Absolutely amazing report and pictures. Very well done patman!

Good one Patman! Aren't the Windies something else?

I'd be curious to know your base and starting weights. I think I'd have to pare my kit down even more if -- BIG if these days -- I were to attempt such a thing.

Thanks Northwest and Red!


My food and fuel was about 17.5 lbs for 10 days. I slept with my food the entire time and only brought enough cordage to satisfy a ranger if I met one. (no bear can)

My base was initially about 16lbs (including micro spikes) but when we got the winter storm advisory it inflated to 19.5.

That warning of single digit temps and 4-8 inches of snow (which never happened) caused me to add base layer bottom, base layer top, a bag liner since I had brought a 15 F bag, high gaiters, a neck gaiter and fleece hat, expedition weight wool socks, fleece mittens, and my crocs for a dry camp shoe if needed.  I didn't wear any of it (well except the crocs each night)

So I started around 37lbs. 

Amazing Pat! Smart to do such a daunting trail with a partner...good move! What was the high and low temps you experienced? Do you have a gear-list you can cut and paste? Thanks for the great pics.


You spent the first 45 years of your life preparing for your trip to the Winds. 

Impressive trip report! This is the kind of travel I aim. 

GregorySM said:

Impressive trip report! This is the kind of travel I aim. 

All I can say is eat your Wheaties, Greg!  Patrick won't own up to the fact he is a beast!  No gym rat I know is up to this; it requires conditioning on real hills, and LOTS of it, preferably with a 35 pound pack.  When I condition for extended High Sierra treks I try to do 2000' vertical feet with a 50 pound pack near sea level, 4X/wk, several months before the trip.  As an alternate I'll do 25 - 50 mile road cycle workouts that include 3000' elevation gain.  Yet the actual hike still kicks my butt (the altitude introduces another dimension of misery).  And the trip Pat describes herein is significantly more challenging than my usual extended trek.  Very few can deal with the rigors of a trek like Patrick's.
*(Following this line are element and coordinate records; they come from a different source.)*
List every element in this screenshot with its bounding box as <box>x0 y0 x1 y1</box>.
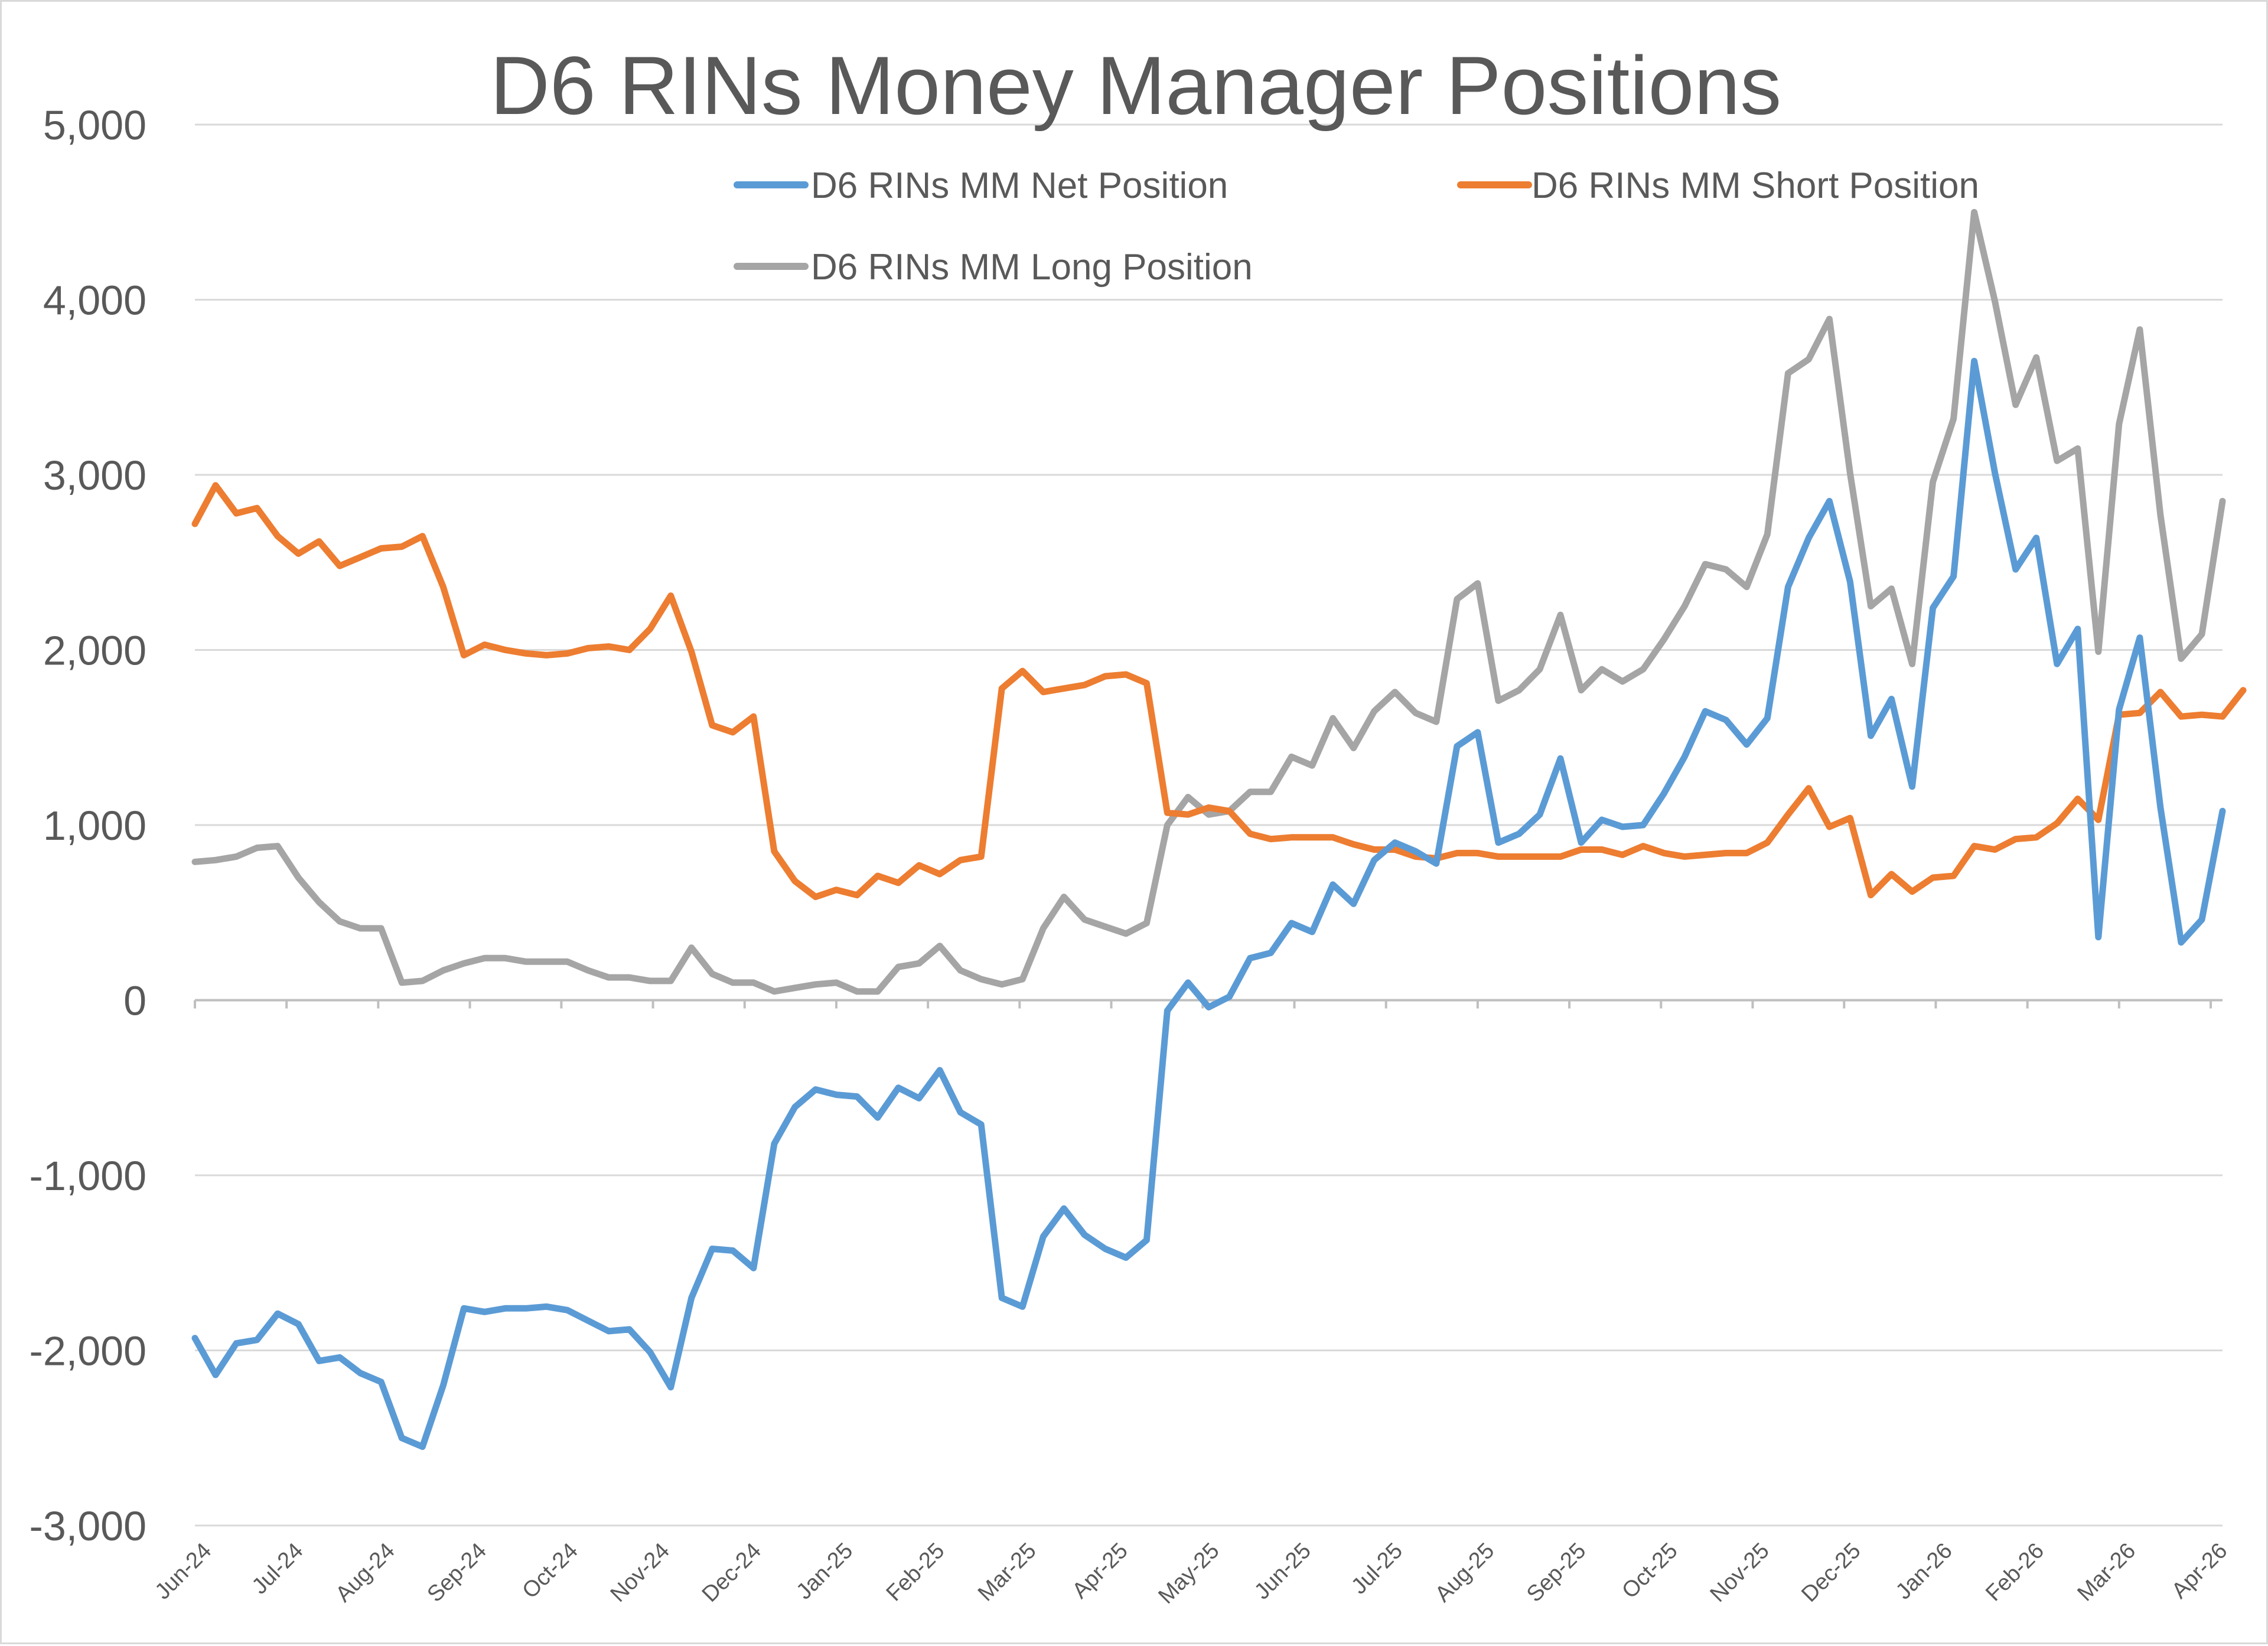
x-tick-label: Oct-25 <box>1617 1539 1682 1603</box>
legend-label-long: D6 RINs MM Long Position <box>811 247 1253 288</box>
y-tick-label: 3,000 <box>43 452 146 498</box>
series-long-line <box>191 208 2226 995</box>
y-tick-label: 2,000 <box>43 628 146 674</box>
x-tick-label: May-25 <box>1153 1539 1224 1609</box>
y-tick-label: 5,000 <box>43 102 146 148</box>
x-tick-label: Mar-25 <box>973 1539 1041 1606</box>
x-axis-ticks: Jun-24 Jul-24 Aug-24 Sep-24 Oct-24 Nov-24 Dec-… <box>150 1539 2232 1609</box>
x-tick-label: Mar-26 <box>2073 1539 2140 1606</box>
x-tick-label: Apr-25 <box>1068 1539 1133 1603</box>
gridlines <box>195 123 2223 1527</box>
legend-label-short: D6 RINs MM Short Position <box>1531 165 1979 206</box>
x-tick-label: Nov-24 <box>606 1539 674 1607</box>
x-tick-label: Feb-26 <box>1981 1539 2049 1606</box>
y-tick-label: 1,000 <box>43 803 146 849</box>
legend-item-long: D6 RINs MM Long Position <box>734 247 1253 288</box>
x-tick-label: Feb-25 <box>882 1539 950 1606</box>
x-tick-label: Sep-25 <box>1522 1539 1591 1607</box>
legend-item-net: D6 RINs MM Net Position <box>734 165 1228 206</box>
x-tick-label: Jun-25 <box>1250 1539 1316 1605</box>
chart-title: D6 RINs Money Manager Positions <box>490 39 1781 132</box>
x-tick-label: Nov-25 <box>1705 1539 1774 1607</box>
x-tick-label: Jul-24 <box>247 1539 308 1599</box>
x-tick-label: Jul-25 <box>1347 1539 1407 1599</box>
x-tick-label: Dec-25 <box>1797 1539 1865 1607</box>
legend-label-net: D6 RINs MM Net Position <box>811 165 1228 206</box>
x-tick-label: Jan-25 <box>791 1539 858 1605</box>
x-tick-label: Dec-24 <box>698 1539 766 1607</box>
series-net-line <box>191 357 2226 1451</box>
legend: D6 RINs MM Net Position D6 RINs MM Short… <box>734 165 1979 288</box>
x-tick-label: Aug-25 <box>1430 1539 1499 1607</box>
x-tick-label: Jun-24 <box>150 1539 216 1605</box>
x-tick-label: Jan-26 <box>1891 1539 1957 1605</box>
series-short-line <box>191 482 2247 901</box>
x-tick-label: Apr-26 <box>2167 1539 2232 1603</box>
legend-item-short: D6 RINs MM Short Position <box>1457 165 1979 206</box>
y-tick-label: 0 <box>123 978 146 1024</box>
x-tick-label: Oct-24 <box>517 1539 582 1603</box>
y-tick-label: -3,000 <box>30 1503 146 1549</box>
y-axis-ticks: 5,000 4,000 3,000 2,000 1,000 0 -1,000 -2,000 -3… <box>30 102 146 1549</box>
y-tick-label: 4,000 <box>43 278 146 324</box>
y-tick-label: -1,000 <box>30 1153 146 1199</box>
y-tick-label: -2,000 <box>30 1328 146 1374</box>
x-tick-label: Sep-24 <box>423 1539 491 1607</box>
x-tick-label: Aug-24 <box>331 1539 399 1607</box>
x-axis <box>194 999 2223 1009</box>
series-lines <box>191 208 2247 1451</box>
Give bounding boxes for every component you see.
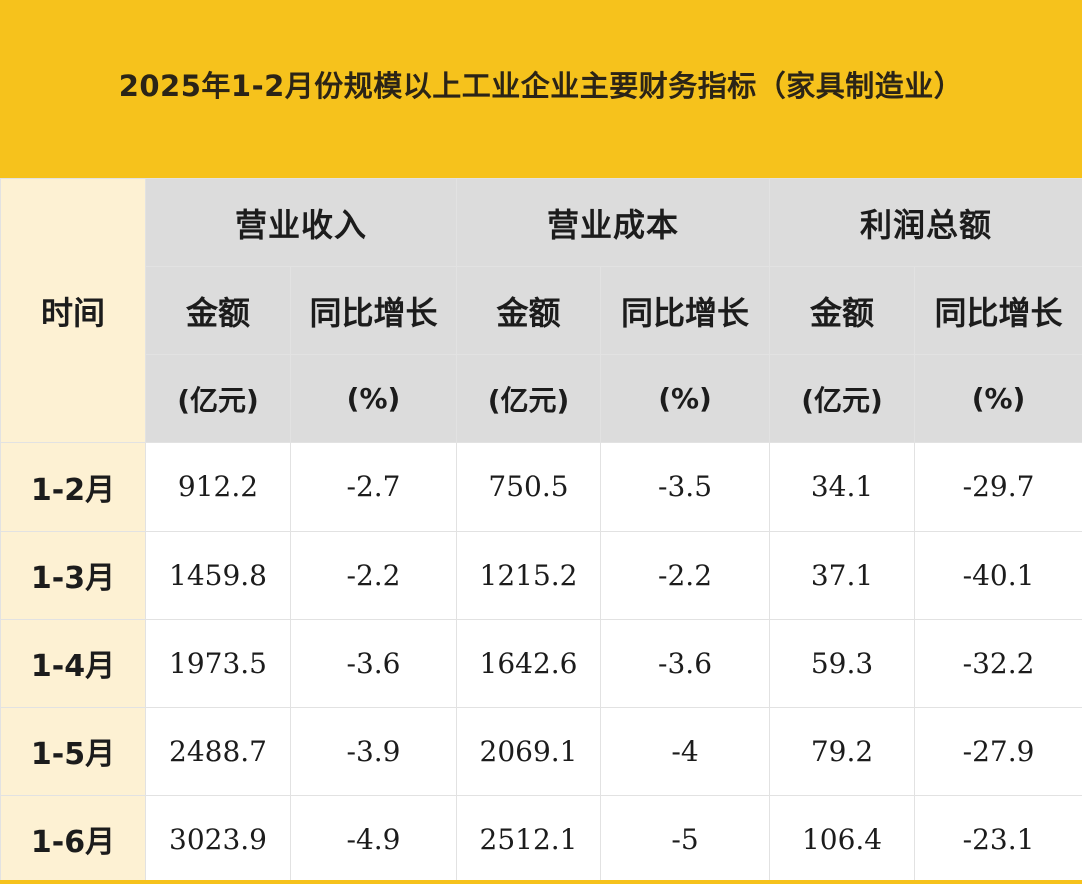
time-column-header: 时间 [0, 177, 146, 444]
cost-yoy-cell: -5 [600, 794, 771, 884]
table-row: 1-6月 3023.9 -4.9 2512.1 -5 106.4 -23.1 [0, 794, 1082, 884]
table-row: 1-2月 912.2 -2.7 750.5 -3.5 34.1 -29.7 [0, 442, 1082, 532]
revenue-yoy-cell: -2.7 [289, 442, 458, 532]
revenue-yoy-cell: -2.2 [289, 530, 458, 620]
cost-cell: 750.5 [456, 442, 602, 532]
profit-yoy-cell: -23.1 [914, 794, 1082, 884]
cost-yoy-cell: -3.6 [600, 618, 771, 708]
period-cell: 1-6月 [0, 794, 146, 884]
revenue-yoy-cell: -4.9 [289, 794, 458, 884]
profit-cell: 34.1 [769, 442, 916, 532]
group-header-revenue: 营业收入 [144, 177, 458, 268]
table-title: 2025年1-2月份规模以上工业企业主要财务指标（家具制造业） [118, 69, 964, 103]
period-cell: 1-2月 [0, 442, 146, 532]
unit-amount: (亿元) [769, 354, 916, 444]
group-header-profit: 利润总额 [769, 177, 1082, 268]
unit-percent: (%) [289, 354, 458, 444]
sub-header-amount: 金额 [456, 266, 602, 356]
group-header-row: 时间 营业收入 营业成本 利润总额 [0, 177, 1082, 444]
period-cell: 1-4月 [0, 618, 146, 708]
cost-yoy-cell: -3.5 [600, 442, 771, 532]
bottom-accent-line [0, 880, 1082, 884]
profit-yoy-cell: -32.2 [914, 618, 1082, 708]
financial-indicators-table: 时间 营业收入 营业成本 利润总额 金额 同比增长 金额 同比增长 金额 同比增… [0, 177, 1082, 884]
sub-header-yoy: 同比增长 [600, 266, 771, 356]
revenue-cell: 2488.7 [145, 706, 291, 796]
profit-yoy-cell: -40.1 [914, 530, 1082, 620]
cost-yoy-cell: -2.2 [600, 530, 771, 620]
unit-amount: (亿元) [145, 354, 291, 444]
profit-yoy-cell: -29.7 [914, 442, 1082, 532]
cost-cell: 2512.1 [456, 794, 602, 884]
period-cell: 1-5月 [0, 706, 146, 796]
profit-yoy-cell: -27.9 [914, 706, 1082, 796]
sub-header-amount: 金额 [769, 266, 916, 356]
unit-percent: (%) [914, 354, 1082, 444]
period-cell: 1-3月 [0, 530, 146, 620]
profit-cell: 37.1 [769, 530, 916, 620]
cost-cell: 2069.1 [456, 706, 602, 796]
group-header-cost: 营业成本 [456, 177, 771, 268]
sub-header-row: 金额 同比增长 金额 同比增长 金额 同比增长 [1, 266, 1082, 356]
cost-cell: 1215.2 [456, 530, 602, 620]
table-row: 1-3月 1459.8 -2.2 1215.2 -2.2 37.1 -40.1 [0, 530, 1082, 620]
revenue-cell: 912.2 [145, 442, 291, 532]
title-banner: 2025年1-2月份规模以上工业企业主要财务指标（家具制造业） [0, 0, 1082, 178]
cost-cell: 1642.6 [456, 618, 602, 708]
revenue-cell: 1973.5 [145, 618, 291, 708]
table-row: 1-5月 2488.7 -3.9 2069.1 -4 79.2 -27.9 [0, 706, 1082, 796]
sub-header-yoy: 同比增长 [914, 266, 1082, 356]
unit-percent: (%) [600, 354, 771, 444]
sub-header-yoy: 同比增长 [289, 266, 458, 356]
profit-cell: 79.2 [769, 706, 916, 796]
sub-header-amount: 金额 [145, 266, 291, 356]
revenue-yoy-cell: -3.9 [289, 706, 458, 796]
cost-yoy-cell: -4 [600, 706, 771, 796]
unit-header-row: (亿元) (%) (亿元) (%) (亿元) (%) [1, 354, 1082, 444]
revenue-cell: 3023.9 [145, 794, 291, 884]
revenue-cell: 1459.8 [145, 530, 291, 620]
profit-cell: 59.3 [769, 618, 916, 708]
table-row: 1-4月 1973.5 -3.6 1642.6 -3.6 59.3 -32.2 [0, 618, 1082, 708]
profit-cell: 106.4 [769, 794, 916, 884]
unit-amount: (亿元) [456, 354, 602, 444]
revenue-yoy-cell: -3.6 [289, 618, 458, 708]
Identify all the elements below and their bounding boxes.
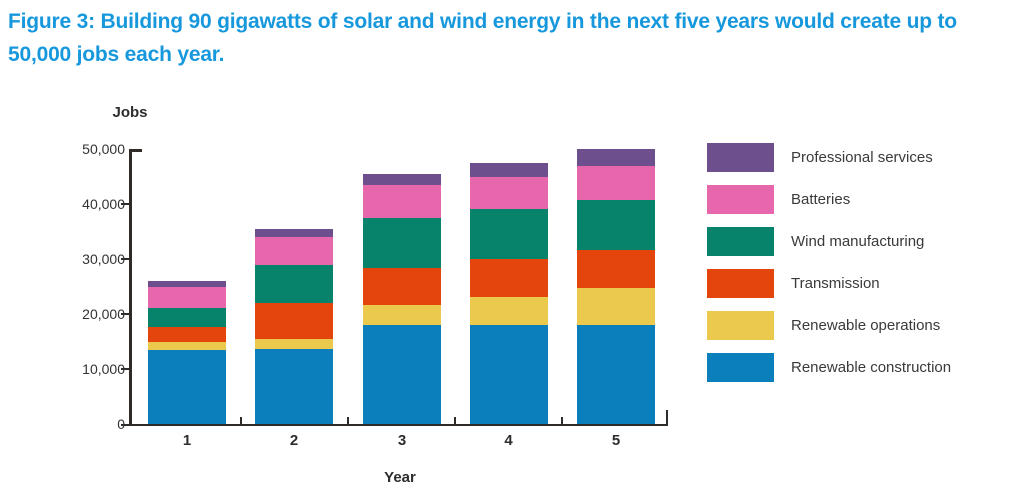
- legend-swatch: [707, 353, 774, 382]
- bar-year-2: [255, 228, 333, 424]
- y-tick-label: 40,000: [82, 196, 125, 213]
- legend-label: Professional services: [791, 149, 933, 166]
- legend-item: Renewable operations: [707, 311, 951, 340]
- bar-segment: [469, 325, 548, 424]
- legend-label: Wind manufacturing: [791, 233, 925, 250]
- x-tick-label: 3: [397, 432, 407, 449]
- x-tick-label: 4: [504, 432, 513, 449]
- x-tick: [239, 416, 242, 424]
- bar-segment: [577, 288, 655, 326]
- bar-segment: [363, 185, 441, 218]
- legend-label: Renewable operations: [791, 317, 941, 334]
- y-tick: [121, 203, 129, 206]
- bar-segment: [148, 326, 226, 343]
- figure-title: Figure 3: Building 90 gigawatts of solar…: [8, 5, 1020, 71]
- bar-segment: [255, 338, 333, 350]
- bar-segment: [363, 267, 441, 306]
- bar-year-1: [148, 281, 226, 424]
- bar-year-5: [577, 149, 655, 424]
- bar-segment: [255, 237, 333, 265]
- x-tick-label: 5: [611, 432, 621, 449]
- x-axis-title: Year: [384, 469, 416, 486]
- bar-segment: [148, 281, 226, 287]
- x-tick-label: 1: [182, 432, 192, 449]
- x-tick: [347, 416, 349, 424]
- legend-label: Renewable construction: [791, 359, 952, 376]
- bar-segment: [469, 176, 548, 209]
- bar-segment: [469, 163, 548, 177]
- bar-segment: [148, 286, 226, 309]
- bar-year-4: [469, 163, 548, 424]
- legend-item: Renewable construction: [707, 353, 951, 382]
- x-axis-end-stub: [665, 410, 668, 424]
- bar-segment: [255, 228, 333, 238]
- y-tick: [121, 368, 129, 371]
- legend-item: Batteries: [707, 185, 951, 214]
- x-tick: [454, 416, 457, 424]
- y-axis-line: [129, 149, 132, 424]
- legend-swatch: [707, 227, 774, 256]
- legend-item: Professional services: [707, 143, 951, 172]
- y-tick-label: 30,000: [82, 251, 125, 268]
- legend-item: Transmission: [707, 269, 951, 298]
- bar-segment: [255, 349, 333, 424]
- bar-segment: [577, 249, 655, 289]
- bar-segment: [577, 165, 655, 200]
- legend-label: Transmission: [791, 275, 880, 292]
- bar-segment: [363, 325, 441, 424]
- bar-segment: [363, 217, 441, 268]
- legend-label: Batteries: [791, 191, 851, 208]
- y-tick: [121, 258, 129, 261]
- bar-segment: [577, 149, 655, 166]
- chart-legend: Professional services Batteries Wind manuf…: [707, 143, 951, 395]
- y-tick-label: 0: [117, 416, 125, 432]
- legend-swatch: [707, 269, 774, 298]
- bar-segment: [469, 297, 548, 326]
- x-tick: [561, 416, 564, 424]
- x-axis-line: [121, 423, 668, 426]
- bar-segment: [469, 208, 548, 260]
- bar-segment: [148, 342, 226, 350]
- y-axis-top-stub: [129, 149, 142, 152]
- bar-segment: [577, 325, 655, 424]
- bar-segment: [469, 259, 548, 298]
- y-tick-label: 20,000: [82, 306, 125, 323]
- bar-segment: [363, 174, 441, 185]
- legend-swatch: [707, 143, 774, 172]
- y-tick-label: 10,000: [82, 361, 125, 378]
- bar-segment: [148, 349, 226, 424]
- bar-segment: [255, 303, 333, 339]
- legend-swatch: [707, 311, 774, 340]
- figure-title-line-2: 50,000 jobs each year.: [8, 43, 225, 66]
- bar-segment: [577, 199, 655, 250]
- figure-title-line-1: Figure 3: Building 90 gigawatts of solar…: [8, 10, 957, 33]
- legend-swatch: [707, 185, 774, 214]
- bar-segment: [148, 308, 226, 327]
- bar-segment: [255, 264, 333, 304]
- y-tick: [121, 313, 129, 316]
- y-axis-title: Jobs: [112, 104, 148, 121]
- bar-segment: [363, 305, 441, 326]
- x-tick-label: 2: [289, 432, 299, 449]
- y-tick-label: 50,000: [82, 141, 125, 158]
- bar-year-3: [363, 174, 441, 424]
- legend-item: Wind manufacturing: [707, 227, 951, 256]
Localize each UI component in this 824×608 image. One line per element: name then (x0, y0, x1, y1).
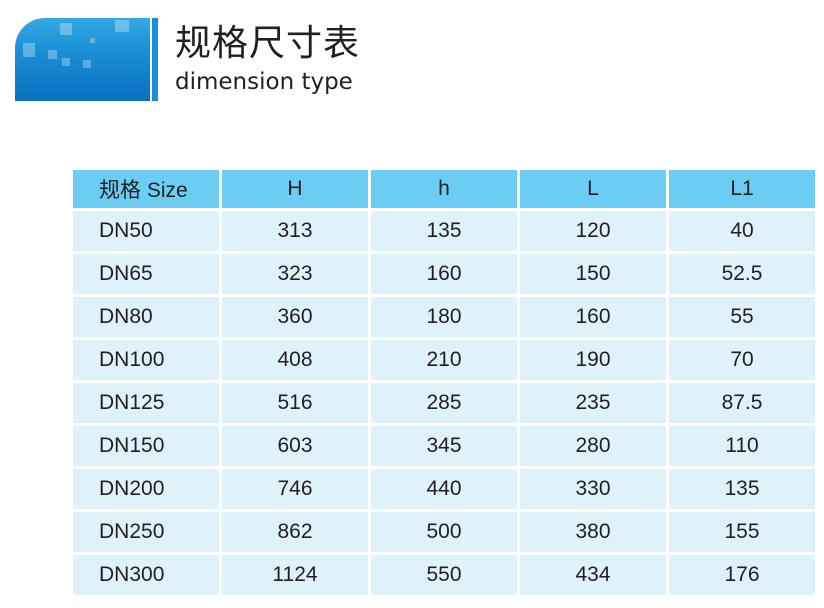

the trip was so good you had to post it

The pingora peak photo is absolutely amazing

What a great trip!  I am jealous.  Last summer I was invited to accompany a friend on a weeklong trip in the Wind River range, but lack of vacation time made it impossible.

whoops missed some activity here....


I don't have a detailed gear list that is accurate...

I think the highs were probably in the low 50ies F and I'd say the low was about 33 F or so. I never had any ice in my water bottle that I left out each night.

Eddie, not sure what happened with the double post....


I think you would have loved this one. Too bad we could not meet-up on this. Maybe we can get together for something similar in the future...


Like Ed says I will never claim to be any kind of athlete. But I will agree that this route is in it's own category of pain inducement. To help get ready I did in fact do countless 5000 foot ascents in a days travel, with a weighted pack, off-trail as much as possible, on very steep inclines. My pictures and writing are possibly deceiving in that they paint a happy picture that doesn't do justice to the reality of what kind of effort it entailed; every day was a big job and work, work, and then some more work. I started to name the trip report "Wind River High Route: enjoy five star views while bent over panting". But it's very much worth doing in my opinion. Get ready and go for it!